I've just realised that this question was posted in the Cortex-A profile forum, whereas I have been answering based purely from the AXI protocol perspective, so I can't comment on what the Cortex-A cores will do, but hopefully they go for the simpler option of just using the AXI protocol support for unaligned transactions.
Hi Colin,
Thank you for your response.
Right, AXI protocol allows unaligned transactions, but this does not mean that it worth using this feature, this significantly complicates all system; all memories/interfaces must support unaligned transactions. If memories support such accesses, performance is much lower compared to regular accesses. Maybe you are right, but there is option 3 - unaligned access handled by core with L1 cache. In this case, the system interfaces, and memories (like DDR, higher-level memories) should not support/see unaligned access.In more detail: Unaligned access to Cacheable write-back memory space - store/load miss access in L1 cache in any case issue read aligned access to the system. Means value of the address (AxADDR) is a multiple of the size of the data being transferred (AxSIZE). In your example, the 32-bit unaligned transaction will be fetched by the L1 cache as 32 bytes (cache line size) with address 0.Unaligned access to device memory is not supported.Unaligned access to normal non-cachable memory can be issued as aligned access by core or by L1 caches. For example, the 32-bit unaligned read transaction can be sent to the system as an aligned 64-bit transaction (better option) or 2x32-bit transactions, core/L1 cache decides which data part to use. For write, use aligned write + write strobes. This solution gives better bus/memory performance and utilization versus Unaligned access support in system memories and interfaces and also does not complicates the system.

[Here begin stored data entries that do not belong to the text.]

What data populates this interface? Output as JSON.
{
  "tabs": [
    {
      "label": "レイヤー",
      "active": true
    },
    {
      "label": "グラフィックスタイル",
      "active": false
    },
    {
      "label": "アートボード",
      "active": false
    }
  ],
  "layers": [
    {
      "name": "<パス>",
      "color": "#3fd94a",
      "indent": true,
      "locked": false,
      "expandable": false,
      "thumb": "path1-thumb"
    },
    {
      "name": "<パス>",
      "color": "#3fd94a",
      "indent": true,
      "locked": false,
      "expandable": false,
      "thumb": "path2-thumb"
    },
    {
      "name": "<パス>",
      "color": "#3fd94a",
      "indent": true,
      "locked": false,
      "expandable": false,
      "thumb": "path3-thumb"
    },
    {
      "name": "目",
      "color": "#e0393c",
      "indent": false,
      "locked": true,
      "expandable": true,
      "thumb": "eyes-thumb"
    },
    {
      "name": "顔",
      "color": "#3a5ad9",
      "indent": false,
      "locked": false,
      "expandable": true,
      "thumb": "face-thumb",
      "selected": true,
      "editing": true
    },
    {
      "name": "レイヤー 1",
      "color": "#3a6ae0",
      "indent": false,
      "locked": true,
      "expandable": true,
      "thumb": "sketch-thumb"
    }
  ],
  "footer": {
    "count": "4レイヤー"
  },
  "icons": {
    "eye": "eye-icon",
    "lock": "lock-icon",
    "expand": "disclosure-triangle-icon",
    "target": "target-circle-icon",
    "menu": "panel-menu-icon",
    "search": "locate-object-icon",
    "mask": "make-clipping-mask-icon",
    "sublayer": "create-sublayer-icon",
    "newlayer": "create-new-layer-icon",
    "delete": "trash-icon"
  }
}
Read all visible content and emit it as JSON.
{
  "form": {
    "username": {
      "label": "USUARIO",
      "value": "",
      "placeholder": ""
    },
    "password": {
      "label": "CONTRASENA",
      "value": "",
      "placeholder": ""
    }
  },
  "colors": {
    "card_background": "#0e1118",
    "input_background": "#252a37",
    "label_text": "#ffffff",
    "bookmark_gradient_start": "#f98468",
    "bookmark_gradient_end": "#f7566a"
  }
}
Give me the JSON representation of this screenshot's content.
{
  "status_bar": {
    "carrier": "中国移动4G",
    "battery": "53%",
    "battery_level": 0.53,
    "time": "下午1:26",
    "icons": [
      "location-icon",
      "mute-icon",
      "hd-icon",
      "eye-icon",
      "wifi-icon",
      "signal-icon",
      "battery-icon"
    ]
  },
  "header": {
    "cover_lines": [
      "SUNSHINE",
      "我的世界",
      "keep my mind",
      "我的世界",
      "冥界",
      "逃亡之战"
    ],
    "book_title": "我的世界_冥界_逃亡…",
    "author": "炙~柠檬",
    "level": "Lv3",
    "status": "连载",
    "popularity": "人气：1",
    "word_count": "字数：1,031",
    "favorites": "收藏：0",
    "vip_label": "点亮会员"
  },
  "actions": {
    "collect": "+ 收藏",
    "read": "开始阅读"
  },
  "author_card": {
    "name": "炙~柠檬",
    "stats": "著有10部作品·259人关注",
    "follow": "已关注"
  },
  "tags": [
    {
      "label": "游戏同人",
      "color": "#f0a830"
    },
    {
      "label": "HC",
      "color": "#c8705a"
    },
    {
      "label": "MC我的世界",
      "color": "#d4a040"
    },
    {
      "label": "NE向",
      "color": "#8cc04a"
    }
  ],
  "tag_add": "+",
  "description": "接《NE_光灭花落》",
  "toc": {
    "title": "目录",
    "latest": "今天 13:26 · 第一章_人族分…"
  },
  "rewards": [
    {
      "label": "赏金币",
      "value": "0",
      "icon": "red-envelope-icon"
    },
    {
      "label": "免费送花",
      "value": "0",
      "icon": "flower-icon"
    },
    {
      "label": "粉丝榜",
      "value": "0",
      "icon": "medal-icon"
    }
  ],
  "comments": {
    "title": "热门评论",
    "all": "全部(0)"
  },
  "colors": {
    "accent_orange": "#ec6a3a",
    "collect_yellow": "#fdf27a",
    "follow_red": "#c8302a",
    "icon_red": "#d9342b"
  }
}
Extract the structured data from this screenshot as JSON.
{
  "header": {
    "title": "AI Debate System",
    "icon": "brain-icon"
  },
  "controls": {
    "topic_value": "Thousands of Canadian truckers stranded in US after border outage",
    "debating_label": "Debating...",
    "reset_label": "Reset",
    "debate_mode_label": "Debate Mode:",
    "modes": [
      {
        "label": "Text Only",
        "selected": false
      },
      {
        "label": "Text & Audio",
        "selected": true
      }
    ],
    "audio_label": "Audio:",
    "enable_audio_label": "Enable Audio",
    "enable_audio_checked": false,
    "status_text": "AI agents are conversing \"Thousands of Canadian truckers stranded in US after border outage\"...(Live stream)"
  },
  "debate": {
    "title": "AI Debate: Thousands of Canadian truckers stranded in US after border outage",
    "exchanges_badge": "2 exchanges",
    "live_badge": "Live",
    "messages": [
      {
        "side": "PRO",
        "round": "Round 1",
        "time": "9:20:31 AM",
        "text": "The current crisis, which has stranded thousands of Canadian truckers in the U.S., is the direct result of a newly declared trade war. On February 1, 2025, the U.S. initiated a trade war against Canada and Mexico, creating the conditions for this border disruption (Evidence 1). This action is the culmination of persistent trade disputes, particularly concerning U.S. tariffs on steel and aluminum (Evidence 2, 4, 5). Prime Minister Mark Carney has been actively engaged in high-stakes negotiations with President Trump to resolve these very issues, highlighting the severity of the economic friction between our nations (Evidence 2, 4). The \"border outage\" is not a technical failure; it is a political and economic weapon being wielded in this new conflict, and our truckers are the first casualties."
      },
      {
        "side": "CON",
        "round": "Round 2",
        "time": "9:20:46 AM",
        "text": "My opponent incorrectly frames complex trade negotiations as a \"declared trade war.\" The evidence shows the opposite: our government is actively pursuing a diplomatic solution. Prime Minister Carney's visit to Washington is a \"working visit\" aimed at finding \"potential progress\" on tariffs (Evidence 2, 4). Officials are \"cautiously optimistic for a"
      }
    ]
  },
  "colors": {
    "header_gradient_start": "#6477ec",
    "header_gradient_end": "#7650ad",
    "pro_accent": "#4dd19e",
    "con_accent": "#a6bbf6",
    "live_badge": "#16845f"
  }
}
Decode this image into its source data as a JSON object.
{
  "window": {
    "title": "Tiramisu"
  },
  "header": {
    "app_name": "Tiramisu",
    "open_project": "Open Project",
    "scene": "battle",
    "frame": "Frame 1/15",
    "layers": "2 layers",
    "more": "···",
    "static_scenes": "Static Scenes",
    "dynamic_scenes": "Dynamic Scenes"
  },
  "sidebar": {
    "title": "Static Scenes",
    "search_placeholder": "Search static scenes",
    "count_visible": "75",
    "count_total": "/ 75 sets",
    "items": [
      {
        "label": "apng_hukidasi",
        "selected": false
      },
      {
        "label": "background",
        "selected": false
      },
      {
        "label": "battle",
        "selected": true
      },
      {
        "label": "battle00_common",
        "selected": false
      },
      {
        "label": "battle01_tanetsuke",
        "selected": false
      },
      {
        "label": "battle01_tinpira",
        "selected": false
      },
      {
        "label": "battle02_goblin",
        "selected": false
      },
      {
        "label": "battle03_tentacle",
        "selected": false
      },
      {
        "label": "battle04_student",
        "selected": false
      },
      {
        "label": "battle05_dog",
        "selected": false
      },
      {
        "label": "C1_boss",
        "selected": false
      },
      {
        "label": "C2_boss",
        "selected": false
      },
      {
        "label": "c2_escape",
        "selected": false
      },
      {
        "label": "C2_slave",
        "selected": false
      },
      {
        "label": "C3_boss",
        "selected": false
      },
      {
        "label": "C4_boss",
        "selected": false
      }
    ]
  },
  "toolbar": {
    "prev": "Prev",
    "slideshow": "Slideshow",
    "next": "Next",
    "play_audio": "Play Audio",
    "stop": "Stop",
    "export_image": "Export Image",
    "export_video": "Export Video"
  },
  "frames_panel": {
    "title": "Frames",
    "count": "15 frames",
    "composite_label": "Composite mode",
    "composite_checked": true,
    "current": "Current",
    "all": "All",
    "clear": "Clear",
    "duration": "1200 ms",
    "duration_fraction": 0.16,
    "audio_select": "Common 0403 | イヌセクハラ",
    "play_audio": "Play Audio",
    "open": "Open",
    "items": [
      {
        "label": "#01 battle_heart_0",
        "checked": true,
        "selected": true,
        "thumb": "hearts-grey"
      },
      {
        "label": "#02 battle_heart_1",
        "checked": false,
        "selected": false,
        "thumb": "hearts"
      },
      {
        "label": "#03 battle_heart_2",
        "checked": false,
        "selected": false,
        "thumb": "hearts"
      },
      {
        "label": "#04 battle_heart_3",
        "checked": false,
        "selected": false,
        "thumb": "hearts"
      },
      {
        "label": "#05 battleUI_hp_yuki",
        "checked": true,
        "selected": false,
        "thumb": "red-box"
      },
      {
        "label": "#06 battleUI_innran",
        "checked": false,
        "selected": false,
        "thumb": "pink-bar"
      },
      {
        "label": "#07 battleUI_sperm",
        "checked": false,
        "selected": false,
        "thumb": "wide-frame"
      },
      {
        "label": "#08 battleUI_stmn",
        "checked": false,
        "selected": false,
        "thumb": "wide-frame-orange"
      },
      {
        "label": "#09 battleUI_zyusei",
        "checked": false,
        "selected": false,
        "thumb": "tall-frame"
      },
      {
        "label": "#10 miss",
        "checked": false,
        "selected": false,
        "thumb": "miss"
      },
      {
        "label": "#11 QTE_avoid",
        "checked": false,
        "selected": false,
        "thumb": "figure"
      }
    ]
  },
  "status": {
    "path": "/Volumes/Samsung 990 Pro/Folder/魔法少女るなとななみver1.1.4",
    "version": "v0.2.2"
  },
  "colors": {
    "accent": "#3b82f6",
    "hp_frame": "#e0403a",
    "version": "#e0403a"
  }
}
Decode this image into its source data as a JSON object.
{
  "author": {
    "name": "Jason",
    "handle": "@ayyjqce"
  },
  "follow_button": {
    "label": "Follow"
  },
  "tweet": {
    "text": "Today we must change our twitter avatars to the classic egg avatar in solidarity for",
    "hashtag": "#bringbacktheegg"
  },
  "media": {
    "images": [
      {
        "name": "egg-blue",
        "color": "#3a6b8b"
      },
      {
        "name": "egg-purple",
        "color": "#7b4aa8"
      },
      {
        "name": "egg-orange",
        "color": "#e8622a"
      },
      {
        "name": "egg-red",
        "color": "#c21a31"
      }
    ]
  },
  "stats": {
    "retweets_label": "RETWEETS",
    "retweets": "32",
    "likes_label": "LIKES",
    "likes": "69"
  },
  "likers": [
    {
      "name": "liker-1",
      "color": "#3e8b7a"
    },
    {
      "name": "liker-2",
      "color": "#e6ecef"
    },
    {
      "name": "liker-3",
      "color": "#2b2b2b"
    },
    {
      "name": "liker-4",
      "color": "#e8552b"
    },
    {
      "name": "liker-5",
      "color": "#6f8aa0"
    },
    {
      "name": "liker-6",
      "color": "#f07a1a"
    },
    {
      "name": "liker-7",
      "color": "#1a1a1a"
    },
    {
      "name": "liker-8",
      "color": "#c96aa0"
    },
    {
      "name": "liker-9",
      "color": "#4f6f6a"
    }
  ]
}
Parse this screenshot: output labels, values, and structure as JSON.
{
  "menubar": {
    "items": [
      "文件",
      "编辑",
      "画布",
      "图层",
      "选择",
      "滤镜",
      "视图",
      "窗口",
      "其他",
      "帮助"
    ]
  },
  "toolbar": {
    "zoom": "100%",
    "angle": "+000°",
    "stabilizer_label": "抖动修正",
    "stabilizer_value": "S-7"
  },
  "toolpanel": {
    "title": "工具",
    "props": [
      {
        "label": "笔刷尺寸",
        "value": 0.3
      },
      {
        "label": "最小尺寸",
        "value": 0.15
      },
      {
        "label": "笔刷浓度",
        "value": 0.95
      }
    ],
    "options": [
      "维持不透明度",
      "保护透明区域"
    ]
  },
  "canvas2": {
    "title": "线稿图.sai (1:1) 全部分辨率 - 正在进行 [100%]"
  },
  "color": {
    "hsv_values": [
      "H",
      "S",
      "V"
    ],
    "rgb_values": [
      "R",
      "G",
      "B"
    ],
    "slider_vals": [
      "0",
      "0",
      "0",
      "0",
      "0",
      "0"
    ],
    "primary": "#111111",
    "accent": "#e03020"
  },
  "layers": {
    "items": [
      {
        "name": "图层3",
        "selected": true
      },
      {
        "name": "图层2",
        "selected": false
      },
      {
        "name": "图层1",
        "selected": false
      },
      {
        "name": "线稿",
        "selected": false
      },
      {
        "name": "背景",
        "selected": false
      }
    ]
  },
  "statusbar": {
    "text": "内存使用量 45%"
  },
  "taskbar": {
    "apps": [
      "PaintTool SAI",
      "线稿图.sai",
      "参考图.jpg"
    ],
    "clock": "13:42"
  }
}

I do agree with virtually everything you write, an L1 cache can simplify things to some extent, and will usually improve master performance.
But where I still disagree is that unaligned access support complicates designs. As I mentioned previously slave (unless they are read sensitive) can ignore any AxADDR/AxSIZE misalignment. For write transactions the slave will see WSTRB indicate which byte lanes contain valid data (and this always needs checking because transfers can be sparse as well as unaligned), and for read transactions the slave can just return ARSIZE aligned data and let the master use the byte lanes it requested.
So the best option of all is for the SW to think of alignment when accessing data, but where the SW is not so tightly controlled you can use an L1 to improve performance and avoid unaligned accesses, and/or you support unaligned accesses when they are required, knowing that these don't complicate slave designs (unless your slave is also not supporting WSTRB), especially for non-cacheable transactions which should bypass the L1.
I'm not saying you are wrong, it's just that an L1 cache is not the only solution. As your Cortex-A master probably has an L1 it will reduce the occurence of unaligned transactions being needed to the memory system, but they are not a complication for slaves to support when they are needed.
Hi ColinThanks for replythe address start from 0x01 instead of 0x00why optionB is ALIGNED access sequence?Thanks!
Hi Tom,
In option B I was describing either a 16-beat 8-bit burst (so 0x1 is 8-bit aligned), or a series of different width transactions starting with a 3-beat 8-bit burst (so again 0x1 is 8-bit aligned).
These would be aligned alternative to perform the original example transfer of 4x4 bytes to address 0x1, which the HW might simply translate into a 5-beat unaligned 32-bit sequence.